I did not misquote the article that you mention. In fact, I attached a link for or "cut and pasted" into the text. The world renown Ebola scienetist had experienced an exerience of airborne transfer in the lab, and stated in said article that it's possible that this could happen in non-lab conditions. I can find the article again, if you like.
I don't have a clue if Trump is doing what I believe that he should do to minimize the likelihood of a US outbreak, as I've paid little attention to today's events regarding this situation. Hell, I didn't hear about this current African outbreak until I read Diego's post.
I found an article on this, and you might pay attention to the headline.
Echoing an oft-repeated mantra these days concerning the spread of Ebola, a medical expert testified at a congressional hearing last month that it's "incredibly unlikely" the virus will mutate to become airborne.
"A virus that doesn't replicate, doesn't mutate," Dr. Anthony Fauci, of the National Institutes of Health, the federal government's top medical research agency, told members of the U.S. House Foreign Affairs subcommittee Sept. 17.
Not quite, countered a Purdue University medical researcher.
David Sanders, an associate professor of biological sciences, said that to discount the virus' potential to become airborne is dangerous.

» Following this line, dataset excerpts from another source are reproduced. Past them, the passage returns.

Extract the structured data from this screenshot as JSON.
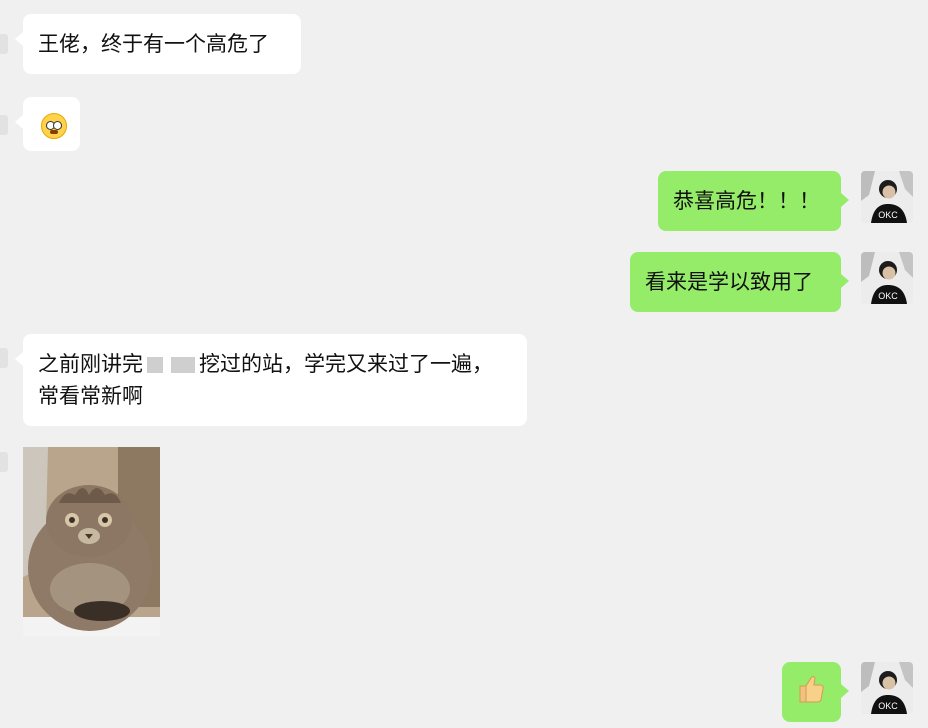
{
  "chat": {
    "messages": [
      {
        "side": "left",
        "text": "王佬，终于有一个高危了"
      },
      {
        "side": "left",
        "emoji": "crying-face-icon"
      },
      {
        "side": "right",
        "text": "恭喜高危！！！"
      },
      {
        "side": "right",
        "text": "看来是学以致用了"
      },
      {
        "side": "left",
        "line1_a": "之前刚讲完",
        "line1_b": "挖过的站，学完又来过了一遍，",
        "line2": "常看常新啊"
      },
      {
        "side": "left",
        "image": "cat-photo"
      },
      {
        "side": "right",
        "emoji": "thumbs-up-icon"
      }
    ]
  },
  "user": {
    "shirt_text": "OKC"
  }
}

"I don't want people to get worried right now, but for people to say there's zero chance is simply incorrect," Sanders said. "It's not something to be dismissed."
Infectious disease experts agree that evidence suggests the virus currently spreads through contact with bodily fluids and not through the air.
"Ebola virus disease is not an airborne infection," according to the World Health Organization. "Airborne spread among humans implies inhalation of an infectious dose of virus from a suspended cloud of small dried droplets. This mode of transmission has not been observed during extensive studies of the Ebola virus over several decades."
Sanders didn't dispute that stance. It's medically inaccurate and disingenuous, however, to dismiss research showing that Ebola could actually mutate to become airborne.
"I can't put a number on it, but I can tell you it's a non-zero number," Sanders said of the odds of Ebola spreading through the air. "The longer it persists, the more cases there are, the more likely it is."
The debate comes amidst what the Centers for Disease Control and Prevention has called the largest Ebola epidemic in history. In the past month, the virus has gripped three West African countries — Guinea, Liberia and Sierra Leone — resulting in more than 7,000 people diagnosed with Ebola, with nearly half of those succumbing to the disease.
The outbreak has sparked debate in the U.S. over the danger the virus poses to Americans. On Sept. 30, officials identified the first case of Ebola in the U.S. in a patient that had traveled into country from Liberia. Another patient was diagnosed with Ebola in Texas earlier this week.
Sanders said the confusion began with a New York Times Sept. 11 editorial, "What we're afraid to say about Ebola," by Michael T. Osterholm that recounted possible scenarios following the outbreak.